The French Open’s decision to move to September has forced the various governing bodies to unite for a coordinated response and has reaffirmed the need for closer cooperation
For the past three weeks of isolation, Stan Wawrinka and Benoît Paire have spent much of their idle time talking on Instagram. They invariably log in with a glass in hand, giggling and trading stories as they drink together and entertain their followers. Wawrinka of Switzerland is much more famous and the superior tennis player, but in this setting Paire, a bearded six feet five inches of sheer eccentricity, is the focal point. During their latest conversation, a fan asked whether they had ever had sex within an hour of a match. As an amused Wawrinka sipped and revealed nothing, Paire shrugged and said: “Yes. It never bothered me.”

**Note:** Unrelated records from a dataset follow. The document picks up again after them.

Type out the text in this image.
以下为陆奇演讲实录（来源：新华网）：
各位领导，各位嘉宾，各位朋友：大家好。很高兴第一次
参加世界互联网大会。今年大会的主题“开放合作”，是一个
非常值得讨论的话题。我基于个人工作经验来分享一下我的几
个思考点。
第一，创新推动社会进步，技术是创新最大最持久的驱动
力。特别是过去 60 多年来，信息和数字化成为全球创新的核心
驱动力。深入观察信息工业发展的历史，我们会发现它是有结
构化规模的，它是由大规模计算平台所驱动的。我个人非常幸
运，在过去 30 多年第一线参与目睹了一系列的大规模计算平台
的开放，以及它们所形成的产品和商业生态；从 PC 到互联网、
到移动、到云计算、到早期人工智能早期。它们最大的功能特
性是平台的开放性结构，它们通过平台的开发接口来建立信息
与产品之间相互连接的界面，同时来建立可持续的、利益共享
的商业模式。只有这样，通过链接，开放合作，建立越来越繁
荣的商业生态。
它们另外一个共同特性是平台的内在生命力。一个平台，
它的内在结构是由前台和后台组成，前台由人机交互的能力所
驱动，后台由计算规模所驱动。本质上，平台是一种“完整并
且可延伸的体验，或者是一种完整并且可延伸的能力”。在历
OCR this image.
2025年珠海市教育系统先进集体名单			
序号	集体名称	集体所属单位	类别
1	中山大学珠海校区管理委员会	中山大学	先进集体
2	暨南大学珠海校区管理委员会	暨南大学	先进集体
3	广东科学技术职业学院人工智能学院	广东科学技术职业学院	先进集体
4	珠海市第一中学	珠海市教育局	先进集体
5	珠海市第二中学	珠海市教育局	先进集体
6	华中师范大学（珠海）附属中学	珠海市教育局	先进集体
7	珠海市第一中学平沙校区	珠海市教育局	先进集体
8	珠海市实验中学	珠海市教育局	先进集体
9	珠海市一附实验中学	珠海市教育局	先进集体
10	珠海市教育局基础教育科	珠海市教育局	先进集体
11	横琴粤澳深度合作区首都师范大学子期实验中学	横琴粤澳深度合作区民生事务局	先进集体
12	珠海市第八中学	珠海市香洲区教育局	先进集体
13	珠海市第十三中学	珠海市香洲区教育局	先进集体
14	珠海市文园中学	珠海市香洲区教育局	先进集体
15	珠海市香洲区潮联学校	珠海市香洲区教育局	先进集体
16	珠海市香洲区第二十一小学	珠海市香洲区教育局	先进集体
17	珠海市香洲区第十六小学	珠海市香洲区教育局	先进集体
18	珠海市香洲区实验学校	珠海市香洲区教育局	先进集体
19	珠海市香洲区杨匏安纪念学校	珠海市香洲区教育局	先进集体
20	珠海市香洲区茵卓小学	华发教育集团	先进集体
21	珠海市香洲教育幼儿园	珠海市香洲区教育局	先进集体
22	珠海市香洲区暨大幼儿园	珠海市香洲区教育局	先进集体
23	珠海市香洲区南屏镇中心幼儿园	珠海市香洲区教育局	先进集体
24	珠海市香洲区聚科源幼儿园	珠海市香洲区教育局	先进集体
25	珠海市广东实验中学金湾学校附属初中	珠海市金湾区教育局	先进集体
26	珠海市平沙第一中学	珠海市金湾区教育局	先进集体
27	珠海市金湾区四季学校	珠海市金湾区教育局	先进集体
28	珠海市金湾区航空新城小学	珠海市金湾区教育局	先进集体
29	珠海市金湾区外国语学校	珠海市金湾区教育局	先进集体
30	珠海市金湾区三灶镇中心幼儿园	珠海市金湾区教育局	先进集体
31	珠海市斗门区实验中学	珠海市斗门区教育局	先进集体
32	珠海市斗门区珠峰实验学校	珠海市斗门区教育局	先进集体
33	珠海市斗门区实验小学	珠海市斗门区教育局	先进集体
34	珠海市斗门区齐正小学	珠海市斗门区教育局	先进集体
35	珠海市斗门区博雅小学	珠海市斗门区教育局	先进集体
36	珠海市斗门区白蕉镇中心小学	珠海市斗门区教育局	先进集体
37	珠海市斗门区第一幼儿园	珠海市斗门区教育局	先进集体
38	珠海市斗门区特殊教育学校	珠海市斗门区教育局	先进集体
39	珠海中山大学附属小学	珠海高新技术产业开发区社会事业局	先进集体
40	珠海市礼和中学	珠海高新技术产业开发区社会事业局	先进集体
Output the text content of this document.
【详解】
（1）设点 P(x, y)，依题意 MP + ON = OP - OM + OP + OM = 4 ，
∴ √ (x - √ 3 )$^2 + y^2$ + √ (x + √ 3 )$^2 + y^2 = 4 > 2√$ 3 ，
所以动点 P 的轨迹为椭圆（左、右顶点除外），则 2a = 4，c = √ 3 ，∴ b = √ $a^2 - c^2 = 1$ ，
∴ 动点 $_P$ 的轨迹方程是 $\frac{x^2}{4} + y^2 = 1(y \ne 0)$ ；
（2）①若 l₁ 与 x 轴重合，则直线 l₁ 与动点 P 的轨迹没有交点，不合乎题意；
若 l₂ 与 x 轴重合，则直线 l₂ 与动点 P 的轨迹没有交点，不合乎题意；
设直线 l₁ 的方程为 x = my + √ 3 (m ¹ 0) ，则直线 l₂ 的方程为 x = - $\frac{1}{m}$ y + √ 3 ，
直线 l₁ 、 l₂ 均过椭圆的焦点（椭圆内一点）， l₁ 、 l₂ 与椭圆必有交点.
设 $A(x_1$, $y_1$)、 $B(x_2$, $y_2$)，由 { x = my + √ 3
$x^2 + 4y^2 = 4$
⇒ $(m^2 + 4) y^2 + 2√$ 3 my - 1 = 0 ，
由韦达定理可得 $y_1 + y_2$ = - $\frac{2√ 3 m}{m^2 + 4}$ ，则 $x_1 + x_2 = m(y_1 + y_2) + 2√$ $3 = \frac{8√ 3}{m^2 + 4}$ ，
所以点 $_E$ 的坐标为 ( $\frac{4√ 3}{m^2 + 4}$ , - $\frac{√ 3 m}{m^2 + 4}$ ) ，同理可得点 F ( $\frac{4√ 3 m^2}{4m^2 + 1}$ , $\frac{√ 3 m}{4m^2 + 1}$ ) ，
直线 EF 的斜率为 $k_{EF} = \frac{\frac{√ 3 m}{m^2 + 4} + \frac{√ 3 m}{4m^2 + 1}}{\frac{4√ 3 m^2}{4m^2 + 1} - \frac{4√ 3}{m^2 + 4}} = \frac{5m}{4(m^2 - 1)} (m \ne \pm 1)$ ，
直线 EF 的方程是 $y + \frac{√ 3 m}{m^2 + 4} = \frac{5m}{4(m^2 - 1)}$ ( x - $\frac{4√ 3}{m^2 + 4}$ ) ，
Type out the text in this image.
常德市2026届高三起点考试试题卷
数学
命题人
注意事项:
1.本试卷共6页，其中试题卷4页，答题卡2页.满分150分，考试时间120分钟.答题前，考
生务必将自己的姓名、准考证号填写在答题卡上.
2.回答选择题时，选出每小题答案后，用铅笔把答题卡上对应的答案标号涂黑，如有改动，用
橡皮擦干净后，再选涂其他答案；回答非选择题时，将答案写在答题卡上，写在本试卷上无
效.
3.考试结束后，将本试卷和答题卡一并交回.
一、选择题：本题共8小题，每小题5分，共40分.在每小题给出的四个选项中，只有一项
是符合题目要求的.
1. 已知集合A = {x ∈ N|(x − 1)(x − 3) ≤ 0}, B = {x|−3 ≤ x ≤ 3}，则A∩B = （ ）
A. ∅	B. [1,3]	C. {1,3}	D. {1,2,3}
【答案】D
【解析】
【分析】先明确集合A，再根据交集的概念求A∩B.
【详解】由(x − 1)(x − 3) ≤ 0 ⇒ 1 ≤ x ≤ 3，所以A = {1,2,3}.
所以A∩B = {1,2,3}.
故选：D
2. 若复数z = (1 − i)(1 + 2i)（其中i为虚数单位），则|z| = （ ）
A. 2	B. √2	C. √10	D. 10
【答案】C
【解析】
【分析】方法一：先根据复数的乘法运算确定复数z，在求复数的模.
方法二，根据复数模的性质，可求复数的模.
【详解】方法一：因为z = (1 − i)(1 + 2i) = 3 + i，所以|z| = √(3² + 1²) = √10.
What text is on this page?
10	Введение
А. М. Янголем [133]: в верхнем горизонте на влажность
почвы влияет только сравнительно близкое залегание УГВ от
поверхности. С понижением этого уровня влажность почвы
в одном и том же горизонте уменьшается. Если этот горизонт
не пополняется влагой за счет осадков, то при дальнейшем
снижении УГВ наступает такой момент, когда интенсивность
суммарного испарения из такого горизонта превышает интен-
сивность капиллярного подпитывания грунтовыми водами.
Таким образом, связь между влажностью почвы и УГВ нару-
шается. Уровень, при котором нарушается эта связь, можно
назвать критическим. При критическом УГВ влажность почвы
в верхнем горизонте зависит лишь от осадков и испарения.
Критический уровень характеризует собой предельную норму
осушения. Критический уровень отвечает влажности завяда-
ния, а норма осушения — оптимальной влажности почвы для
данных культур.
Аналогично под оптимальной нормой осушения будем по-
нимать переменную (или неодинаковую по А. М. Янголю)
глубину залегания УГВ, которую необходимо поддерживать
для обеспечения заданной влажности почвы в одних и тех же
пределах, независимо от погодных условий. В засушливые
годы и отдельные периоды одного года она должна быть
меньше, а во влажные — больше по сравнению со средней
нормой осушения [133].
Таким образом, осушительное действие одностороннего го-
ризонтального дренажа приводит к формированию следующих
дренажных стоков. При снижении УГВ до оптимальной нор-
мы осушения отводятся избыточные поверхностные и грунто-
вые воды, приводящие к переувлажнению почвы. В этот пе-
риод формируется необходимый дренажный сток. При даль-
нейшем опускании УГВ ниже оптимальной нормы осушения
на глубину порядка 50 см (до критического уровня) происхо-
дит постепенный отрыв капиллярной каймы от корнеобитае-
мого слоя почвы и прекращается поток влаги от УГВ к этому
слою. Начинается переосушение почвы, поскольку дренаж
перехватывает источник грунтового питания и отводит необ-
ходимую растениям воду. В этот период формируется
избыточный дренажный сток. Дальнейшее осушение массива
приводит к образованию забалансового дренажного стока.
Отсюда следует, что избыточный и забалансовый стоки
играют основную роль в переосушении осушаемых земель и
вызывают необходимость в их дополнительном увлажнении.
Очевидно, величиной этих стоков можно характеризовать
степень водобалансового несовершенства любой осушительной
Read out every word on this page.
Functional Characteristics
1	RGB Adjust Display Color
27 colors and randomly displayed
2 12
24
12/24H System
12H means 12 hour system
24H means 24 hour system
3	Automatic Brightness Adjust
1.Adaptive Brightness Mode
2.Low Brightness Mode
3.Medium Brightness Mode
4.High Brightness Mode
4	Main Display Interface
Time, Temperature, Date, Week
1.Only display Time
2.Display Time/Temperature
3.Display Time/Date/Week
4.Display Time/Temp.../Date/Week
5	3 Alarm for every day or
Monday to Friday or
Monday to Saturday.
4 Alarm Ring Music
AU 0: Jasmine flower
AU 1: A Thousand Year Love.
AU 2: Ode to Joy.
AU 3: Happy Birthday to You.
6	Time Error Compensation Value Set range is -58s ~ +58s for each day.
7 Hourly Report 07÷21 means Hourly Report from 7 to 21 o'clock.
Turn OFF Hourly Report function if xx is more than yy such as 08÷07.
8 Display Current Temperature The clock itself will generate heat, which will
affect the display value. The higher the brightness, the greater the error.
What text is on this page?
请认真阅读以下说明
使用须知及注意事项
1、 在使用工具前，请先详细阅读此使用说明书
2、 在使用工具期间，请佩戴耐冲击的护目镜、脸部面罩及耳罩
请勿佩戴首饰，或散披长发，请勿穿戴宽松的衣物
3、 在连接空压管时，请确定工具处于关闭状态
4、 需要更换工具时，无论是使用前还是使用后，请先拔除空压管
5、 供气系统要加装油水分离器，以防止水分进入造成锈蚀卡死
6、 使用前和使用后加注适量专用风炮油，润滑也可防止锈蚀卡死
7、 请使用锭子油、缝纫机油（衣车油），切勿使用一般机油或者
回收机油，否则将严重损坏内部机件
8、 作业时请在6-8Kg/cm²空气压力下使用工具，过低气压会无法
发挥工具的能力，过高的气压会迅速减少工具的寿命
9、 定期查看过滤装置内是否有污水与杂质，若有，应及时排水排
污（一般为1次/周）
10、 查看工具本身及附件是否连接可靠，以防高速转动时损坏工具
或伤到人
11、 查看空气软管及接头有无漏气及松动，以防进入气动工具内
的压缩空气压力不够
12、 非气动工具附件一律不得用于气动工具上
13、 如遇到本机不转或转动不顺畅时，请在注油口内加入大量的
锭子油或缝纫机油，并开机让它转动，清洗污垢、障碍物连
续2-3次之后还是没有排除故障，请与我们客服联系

In some ways, Paire, a Frenchman currently ranked 22nd, is a reflection of the disruptive, entertaining role that France plays in tennis. As with most male French tennis players, his game is a volatile marriage of flamboyance and self-destruction. Paire is as likely to scythe an opponent to pieces with a million perfect drop shots as he is to be booed off the court at home by his own supporters after another trademark meltdown. Between Paire, Gaël Monfils, Richard Gasquet and Jo-Wilfried Tsonga, French players are agents of chaos on the court.